The core logic revolves around interval checking. When you try to add a course, the EventManager scans your existing timeline for overlaps. If there's a collision, it rejects the event.

I structured the code using Manager classes (EventManager, PersonManager) to keep the business logic separate from data storage. It's not a microservice architecture, but it taught me about separation of concerns without overengineering a local CLI tool.

The Hard Parts

  • Memory Safety: Managing pointers without leaking memory was tricky. I relied heavily on RAII principles to clean up resources automatically.
  • Build System: CMake is powerful but verbose. Configuring it to link GoogleTest correctly took more time than I expected.
  • Testing: I wrote unit tests with GoogleTest for the date validation and collision logic. Catching edge cases (like events spanning midnight) early saved me a lot of debugging later.

Current State

It's a console application. There's no GUI, because I'd rather spend time on the logic than fighting with UI libraries. It supports importing/exporting courses via text files and has basic role-based access (Admin vs. User).
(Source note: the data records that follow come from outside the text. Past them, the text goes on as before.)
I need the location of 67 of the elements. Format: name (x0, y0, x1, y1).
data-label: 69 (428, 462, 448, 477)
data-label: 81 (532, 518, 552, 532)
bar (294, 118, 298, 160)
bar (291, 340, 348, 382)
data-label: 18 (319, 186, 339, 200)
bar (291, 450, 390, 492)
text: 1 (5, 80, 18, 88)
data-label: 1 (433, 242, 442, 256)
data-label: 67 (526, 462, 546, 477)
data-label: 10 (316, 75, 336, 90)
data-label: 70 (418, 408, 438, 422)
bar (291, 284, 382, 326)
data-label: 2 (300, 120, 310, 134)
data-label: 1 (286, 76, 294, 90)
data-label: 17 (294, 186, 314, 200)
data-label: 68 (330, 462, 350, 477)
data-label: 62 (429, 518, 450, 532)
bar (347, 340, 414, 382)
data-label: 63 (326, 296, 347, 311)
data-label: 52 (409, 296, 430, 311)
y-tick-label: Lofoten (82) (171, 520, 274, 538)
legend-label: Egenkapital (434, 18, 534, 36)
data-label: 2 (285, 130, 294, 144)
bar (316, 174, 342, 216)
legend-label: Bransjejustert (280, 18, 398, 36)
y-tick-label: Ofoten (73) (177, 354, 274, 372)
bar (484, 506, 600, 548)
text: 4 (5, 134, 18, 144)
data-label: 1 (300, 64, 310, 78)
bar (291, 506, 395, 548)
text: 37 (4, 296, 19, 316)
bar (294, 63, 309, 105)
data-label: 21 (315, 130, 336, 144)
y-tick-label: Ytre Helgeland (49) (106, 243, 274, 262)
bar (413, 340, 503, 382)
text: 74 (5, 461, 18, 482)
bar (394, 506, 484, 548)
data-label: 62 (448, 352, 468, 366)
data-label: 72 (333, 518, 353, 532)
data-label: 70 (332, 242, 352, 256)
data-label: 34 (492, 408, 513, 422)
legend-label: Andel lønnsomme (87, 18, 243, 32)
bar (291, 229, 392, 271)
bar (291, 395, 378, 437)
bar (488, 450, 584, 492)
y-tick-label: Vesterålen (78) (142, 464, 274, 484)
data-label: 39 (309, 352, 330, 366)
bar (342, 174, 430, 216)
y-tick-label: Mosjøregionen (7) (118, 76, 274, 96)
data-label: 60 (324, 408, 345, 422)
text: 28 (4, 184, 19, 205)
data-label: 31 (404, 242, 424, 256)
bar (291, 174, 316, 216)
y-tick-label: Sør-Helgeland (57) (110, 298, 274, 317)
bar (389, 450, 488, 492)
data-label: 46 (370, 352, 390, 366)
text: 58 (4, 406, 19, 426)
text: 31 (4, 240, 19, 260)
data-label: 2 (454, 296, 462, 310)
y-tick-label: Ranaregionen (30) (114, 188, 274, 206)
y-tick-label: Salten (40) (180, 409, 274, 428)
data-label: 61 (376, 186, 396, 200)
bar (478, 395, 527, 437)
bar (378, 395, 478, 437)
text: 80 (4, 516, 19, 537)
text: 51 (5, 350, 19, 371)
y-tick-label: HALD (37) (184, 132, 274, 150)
It's not a product I'm selling, but it's a solid reference for how I handle data structures and system design when performance and control matter more than development speed.

What I'd Do Differently

If I revisited this today, I'd probably swap the file I/O for SQLite to handle concurrent writes better. I'd also add a CI pipeline to run the tests on every push—something I learned to appreciate after working with Python pipelines.